When you’re not maintaining equipment, managing new jobs or managing sites, what are the most common reasons why your business could go under? The good news is that they’re not too different from why any business could go under, and that means there are many ways to get out in front and make sure it doesn’t happen to you.
Too many businesses underestimate the capital needed to run its operations, especially in the early stages. And once you find yourself undercapitalized, it’s a hole that’s hard to escape. There are a few ways to avoid this trap (and it’s good advice for any industry):
- Build out your business plan to demand more capital than you think is needed, which will give you some room for error.
- As much as being your own boss is the American dream, being accountable to others can help you stay on track. Going into business with someone you trust to keep an eye on costs helps keep them in line.
- Don’t underestimate customer service. Customer retention will help keep your numbers in the black.

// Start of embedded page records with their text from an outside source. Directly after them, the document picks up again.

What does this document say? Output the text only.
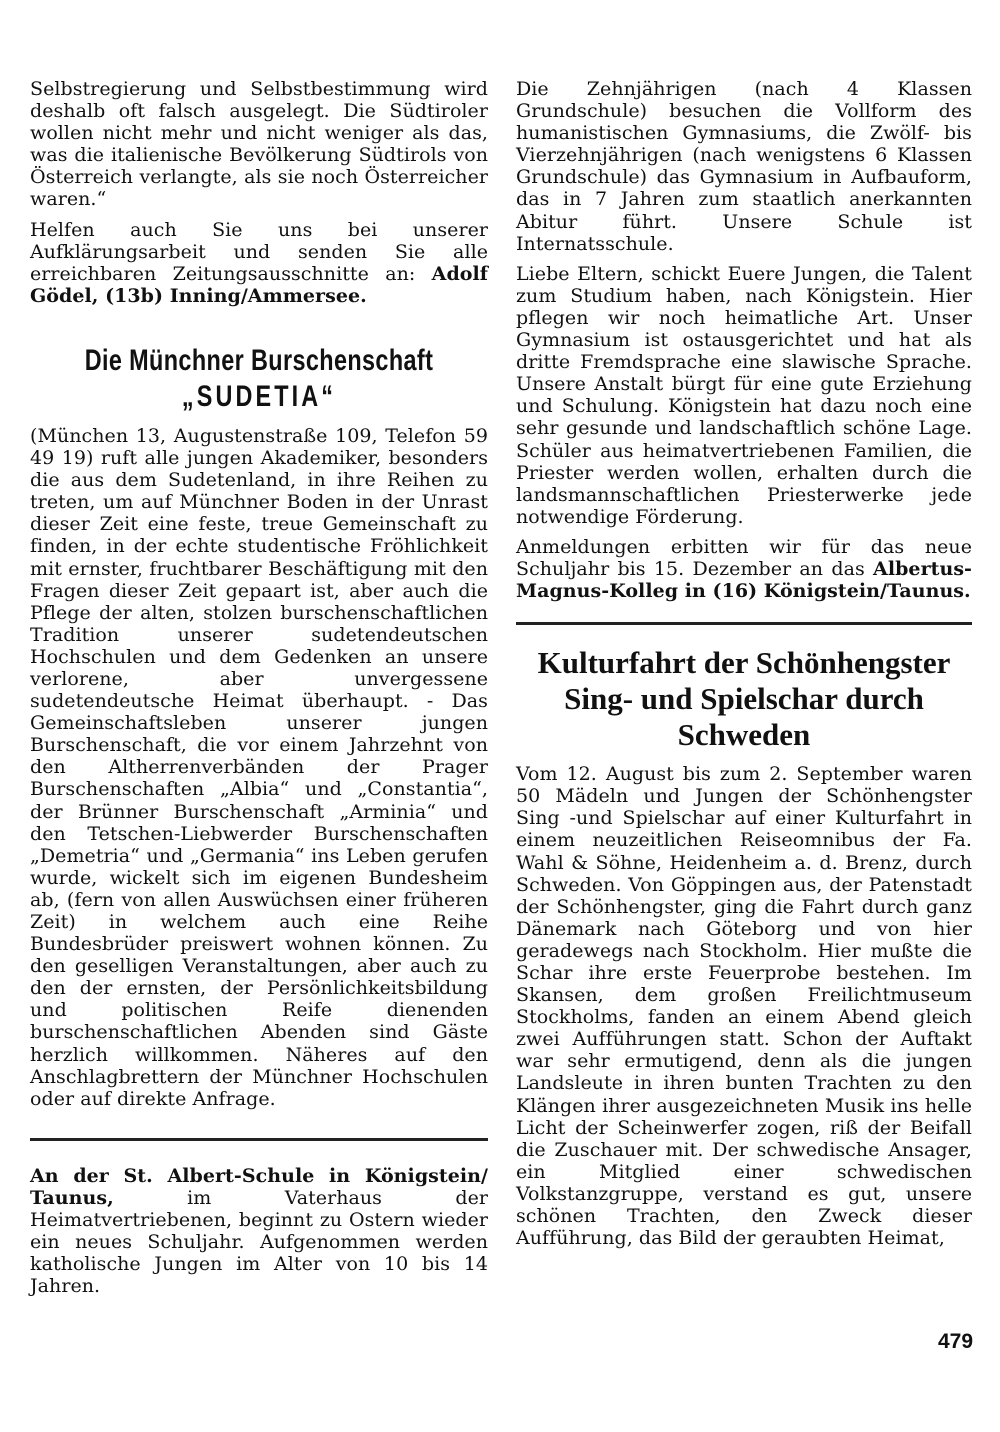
Selbstregierung und Selbstbestimmung wird deshalb oft falsch ausgelegt. Die Südtiroler wollen nicht mehr und nicht weniger als das, was die italienische Bevölkerung Südtirols von Österreich verlangte, als sie noch Österreicher waren.“

Helfen auch Sie uns bei unserer Aufklärungsarbeit und senden Sie alle erreichbaren Zeitungsausschnitte an: Adolf Gödel, (13b) Inning/Ammersee.

Die Münchner Burschenschaft
„SUDETIA“

(München 13, Augustenstraße 109, Telefon 59 49 19) ruft alle jungen Akademiker, besonders die aus dem Sudetenland, in ihre Reihen zu treten, um auf Münchner Boden in der Unrast dieser Zeit eine feste, treue Gemeinschaft zu finden, in der echte studentische Fröhlichkeit mit ernster, fruchtbarer Beschäftigung mit den Fragen dieser Zeit gepaart ist, aber auch die Pflege der alten, stolzen burschenschaftlichen Tradition unserer sudetendeutschen Hochschulen und dem Gedenken an unsere verlorene, aber unvergessene sudetendeutsche Heimat überhaupt. - Das Gemeinschaftsleben unserer jungen Burschenschaft, die vor einem Jahrzehnt von den Altherrenverbänden der Prager Burschenschaften „Albia“ und „Constantia“, der Brünner Burschenschaft „Arminia“ und den Tetschen-Liebwerder Burschenschaften „Demetria“ und „Germania“ ins Leben gerufen wurde, wickelt sich im eigenen Bundesheim ab, (fern von allen Auswüchsen einer früheren Zeit) in welchem auch eine Reihe Bundesbrüder preiswert wohnen können. Zu den geselligen Veranstaltungen, aber auch zu den der ernsten, der Persönlichkeitsbildung und politischen Reife dienenden burschenschaftlichen Abenden sind Gäste herzlich willkommen. Näheres auf den Anschlagbrettern der Münchner Hochschulen oder auf direkte Anfrage.

An der St. Albert-Schule in Königstein/ Taunus, im Vaterhaus der Heimatvertriebenen, beginnt zu Ostern wieder ein neues Schuljahr. Aufgenommen werden katholische Jungen im Alter von 10 bis 14 Jahren.

Die Zehnjährigen (nach 4 Klassen Grundschule) besuchen die Vollform des humanistischen Gymnasiums, die Zwölf- bis Vierzehnjährigen (nach wenigstens 6 Klassen Grundschule) das Gymnasium in Aufbauform, das in 7 Jahren zum staatlich anerkannten Abitur führt. Unsere Schule ist Internatsschule.

Liebe Eltern, schickt Euere Jungen, die Talent zum Studium haben, nach Königstein. Hier pflegen wir noch heimatliche Art. Unser Gymnasium ist ostausgerichtet und hat als dritte Fremdsprache eine slawische Sprache. Unsere Anstalt bürgt für eine gute Erziehung und Schulung. Königstein hat dazu noch eine sehr gesunde und landschaftlich schöne Lage. Schüler aus heimatvertriebenen Familien, die Priester werden wollen, erhalten durch die landsmannschaftlichen Priesterwerke jede notwendige Förderung.

Anmeldungen erbitten wir für das neue Schuljahr bis 15. Dezember an das Albertus-Magnus-Kolleg in (16) Königstein/Taunus.

Kulturfahrt der Schönhengster Sing- und Spielschar durch Schweden

Vom 12. August bis zum 2. September waren 50 Mädeln und Jungen der Schönhengster Sing -und Spielschar auf einer Kulturfahrt in einem neuzeitlichen Reiseomnibus der Fa. Wahl & Söhne, Heidenheim a. d. Brenz, durch Schweden. Von Göppingen aus, der Patenstadt der Schönhengster, ging die Fahrt durch ganz Dänemark nach Göteborg und von hier geradewegs nach Stockholm. Hier mußte die Schar ihre erste Feuerprobe bestehen. Im Skansen, dem großen Freilichtmuseum Stockholms, fanden an einem Abend gleich zwei Aufführungen statt. Schon der Auftakt war sehr ermutigend, denn als die jungen Landsleute in ihren bunten Trachten zu den Klängen ihrer ausgezeichneten Musik ins helle Licht der Scheinwerfer zogen, riß der Beifall die Zuschauer mit. Der schwedische Ansager, ein Mitglied einer schwedischen Volkstanzgruppe, verstand es gut, unsere schönen Trachten, den Zweck dieser Aufführung, das Bild der geraubten Heimat,

479
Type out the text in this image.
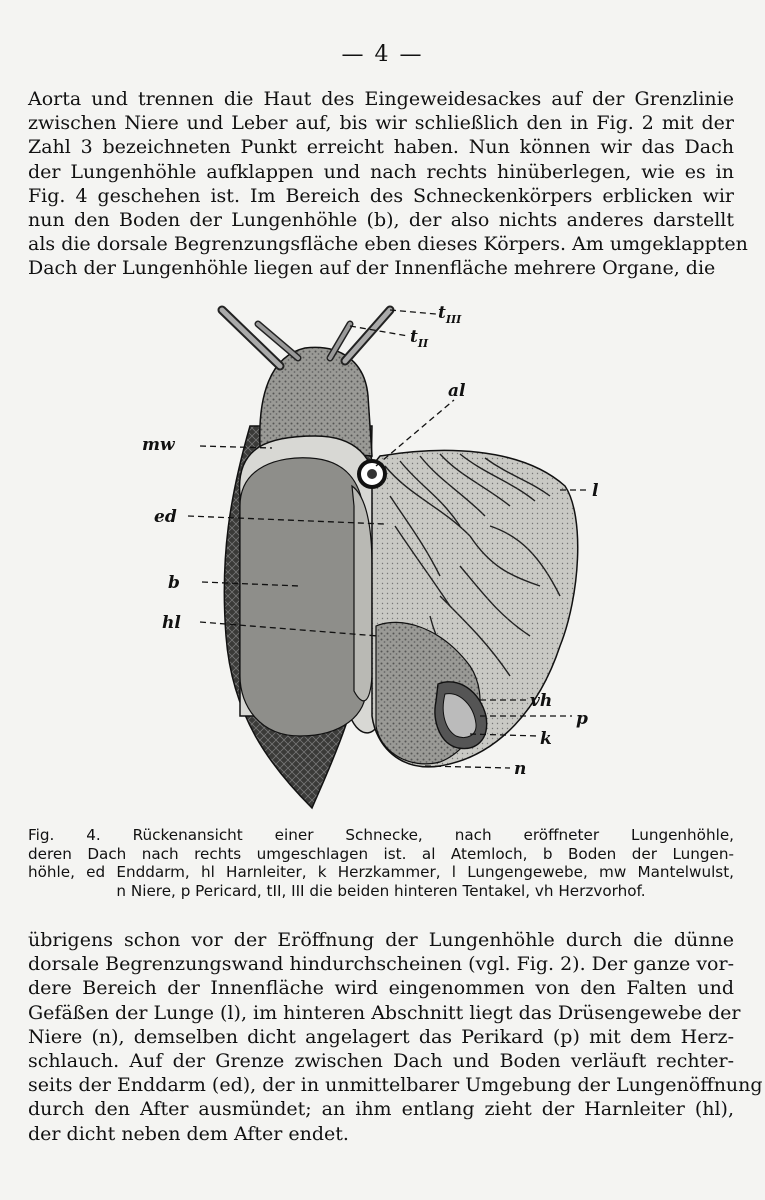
— 4 —

Aorta und trennen die Haut des Eingeweidesackes auf der Grenzlinie
zwischen Niere und Leber auf, bis wir schließlich den in Fig. 2 mit der
Zahl 3 bezeichneten Punkt erreicht haben. Nun können wir das Dach
der Lungenhöhle aufklappen und nach rechts hinüberlegen, wie es in
Fig. 4 geschehen ist. Im Bereich des Schneckenkörpers erblicken wir
nun den Boden der Lungenhöhle (b), der also nichts anderes darstellt
als die dorsale Begrenzungsfläche eben dieses Körpers. Am umgeklappten
Dach der Lungenhöhle liegen auf der Innenfläche mehrere Organe, die

$t_{III}$
$t_{II}$
al
mw
l
ed
b
hl
vh
p
k
n
Fig. 4. Rückenansicht einer Schnecke, nach eröffneter Lungenhöhle,
deren Dach nach rechts umgeschlagen ist. al Atemloch, b Boden der Lungen-
höhle, ed Enddarm, hl Harnleiter, k Herzkammer, l Lungengewebe, mw Mantelwulst,
n Niere, p Pericard, tII, III die beiden hinteren Tentakel, vh Herzvorhof.

übrigens schon vor der Eröffnung der Lungenhöhle durch die dünne
dorsale Begrenzungswand hindurchscheinen (vgl. Fig. 2). Der ganze vor-
dere Bereich der Innenfläche wird eingenommen von den Falten und
Gefäßen der Lunge (l), im hinteren Abschnitt liegt das Drüsengewebe der
Niere (n), demselben dicht angelagert das Perikard (p) mit dem Herz-
schlauch. Auf der Grenze zwischen Dach und Boden verläuft rechter-
seits der Enddarm (ed), der in unmittelbarer Umgebung der Lungenöffnung
durch den After ausmündet; an ihm entlang zieht der Harnleiter (hl),
der dicht neben dem After endet.
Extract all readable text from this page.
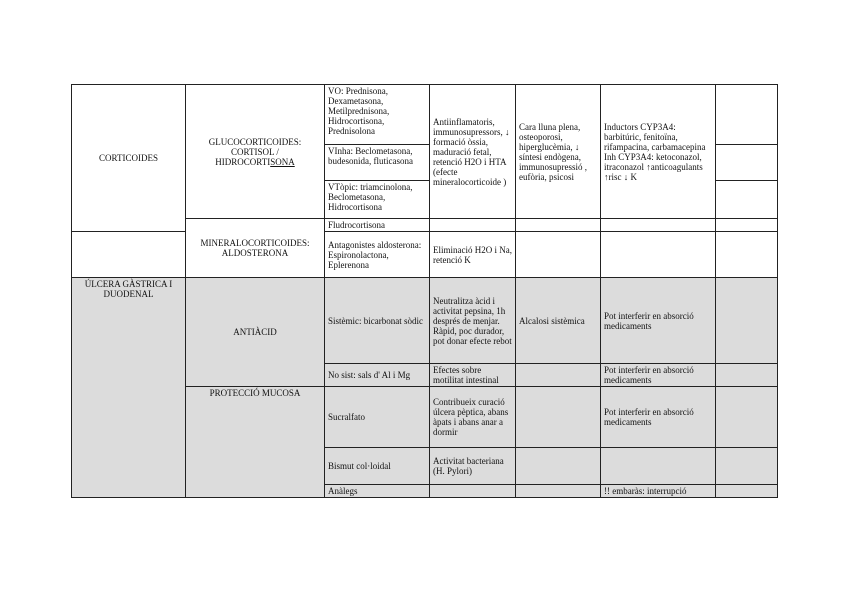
CORTICOIDES	GLUCOCORTICOIDES:
CORTISOL /
HIDROCORTISONA	VO: Prednisona, Dexametasona, Metilprednisona, Hidrocortisona, Prednisolona	Antiinflamatoris, immunosupressors, ↓ formació òssia, maduració fetal, retenció H2O i HTA (efecte mineralocorticoide )	Cara lluna plena, osteoporosi, hiperglucèmia, ↓ síntesi endògena, immunosupressió , eufòria, psicosi	Inductors CYP3A4: barbitúric, fenitoïna, rifampacina, carbamacepina Inh CYP3A4: ketoconazol, itraconazol ↑anticoagulants ↑risc ↓ K	
		VInha: Beclometasona, budesonida, fluticasona				
		VTòpic: triamcinolona, Beclometasona, Hidrocortisona				
	MINERALOCORTICOIDES: ALDOSTERONA	Fludrocortisona				
		Antagonistes aldosterona: Espironolactona, Eplerenona	Eliminació H2O i Na, retenció K			
ÚLCERA GÀSTRICA I DUODENAL	ANTIÀCID	Sistèmic: bicarbonat sòdic	Neutralitza àcid i activitat pepsina, 1h després de menjar. Ràpid, poc durador, pot donar efecte rebot	Alcalosi sistèmica	Pot interferir en absorció medicaments	
		No sist: sals d' Al i Mg	Efectes sobre motilitat intestinal		Pot interferir en absorció medicaments	
	PROTECCIÓ MUCOSA	Sucralfato	Contribueix curació úlcera pèptica, abans àpats i abans anar a dormir		Pot interferir en absorció medicaments	
		Bismut col·loidal	Activitat bacteriana (H. Pylori)			
		Anàlegs			!! embaràs: interrupció	
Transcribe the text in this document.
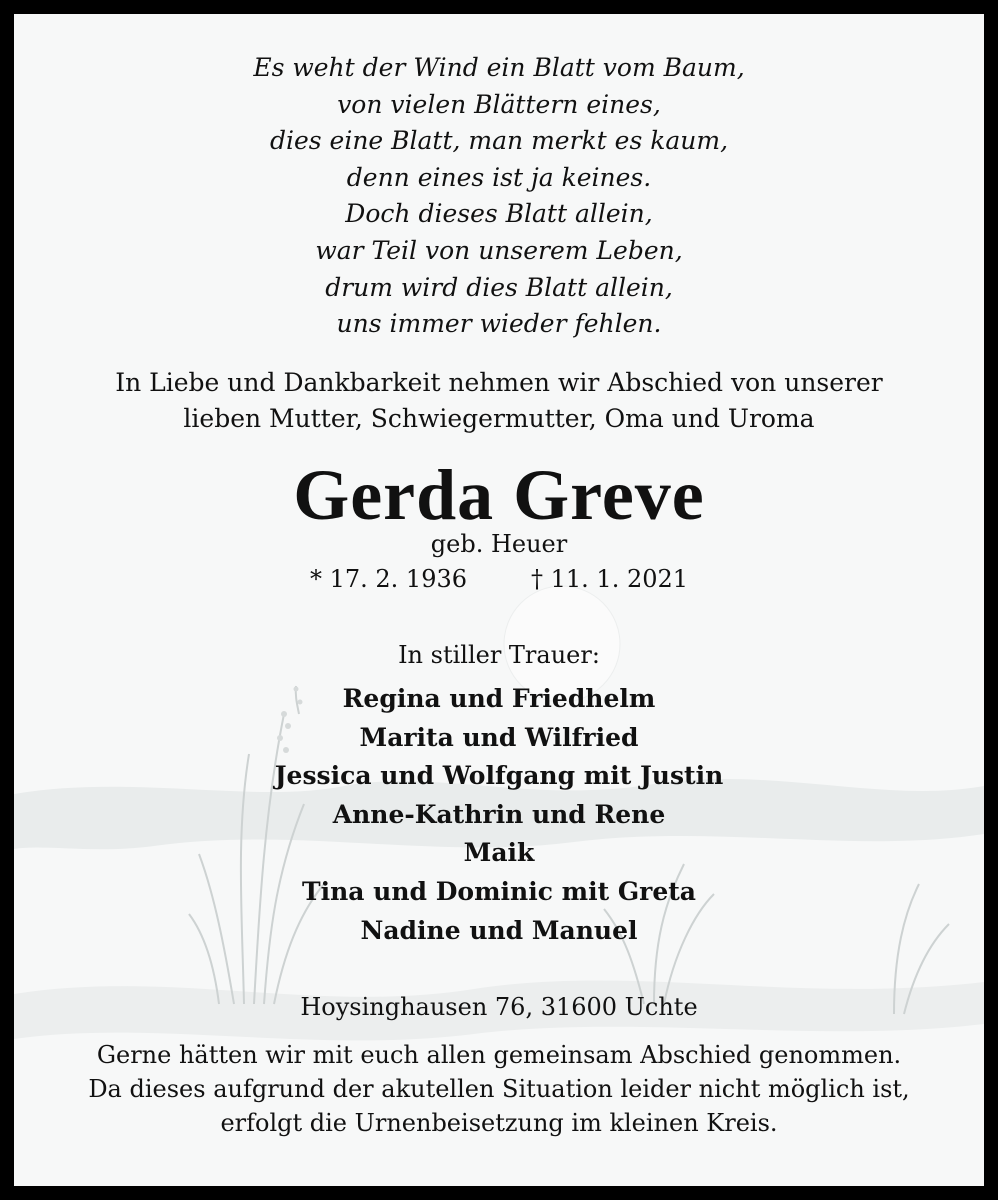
Es weht der Wind ein Blatt vom Baum,
von vielen Blättern eines,
dies eine Blatt, man merkt es kaum,
denn eines ist ja keines.
Doch dieses Blatt allein,
war Teil von unserem Leben,
drum wird dies Blatt allein,
uns immer wieder fehlen.
In Liebe und Dankbarkeit nehmen wir Abschied von unserer
lieben Mutter, Schwiegermutter, Oma und Uroma
Gerda Greve
geb. Heuer
* 17. 2. 1936	† 11. 1. 2021
In stiller Trauer:
Regina und Friedhelm
Marita und Wilfried
Jessica und Wolfgang mit Justin
Anne-Kathrin und Rene
Maik
Tina und Dominic mit Greta
Nadine und Manuel
Hoysinghausen 76, 31600 Uchte
Gerne hätten wir mit euch allen gemeinsam Abschied genommen.
Da dieses aufgrund der akutellen Situation leider nicht möglich ist,
erfolgt die Urnenbeisetzung im kleinen Kreis.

Poor planning may be the reason why your business is undercapitalized in the first place. Thorough planning starts with the business plan but goes well beyond that, as the circumstances for what your company needs will always be changing. The best way to plan for your financial future is to track every bit of data from your past — maintenance costs, supplies, staff, etc. — to know exactly how you need to start moving forward.
Are you noticing a pattern of how one problem leads to the next? If undercapitalization comes from poor planning, then poor planning comes from a lack of flexibility. This is the classic case of the business plan that’s chiseled in stone instead of written in pencil. Here’s a real-world example: Let’s say you work out the costs for preventing theft on the job site — it happens, equipment gets stolen. So you beef up security and go all in on construction security equipment. But a year passes and loss prevention is much cheaper than anticipated. Are you able to scale back job site security or are you stuck with all the equipment? It’s little things like this that can add up to big expenses.
Staff & Turnover
Bad employees sticking around and grinding down a business isn’t good, but good employees leaving is even worse. It’s easy to weed out the bad apples, but keeping the good ones on board takes a little more effort. In addition to losing good people, employee turnover is very expensive. It often costs more to train and onboard a new employee than to keep a current one.
The Center for American Progress estimates that turnover can cost 213 percent on average. This means that, if a good employee leaves after one year, replacing them would cost several times the salary they earned in that year. The solution to this is simple, if you have good employees, do what it takes to keep them around.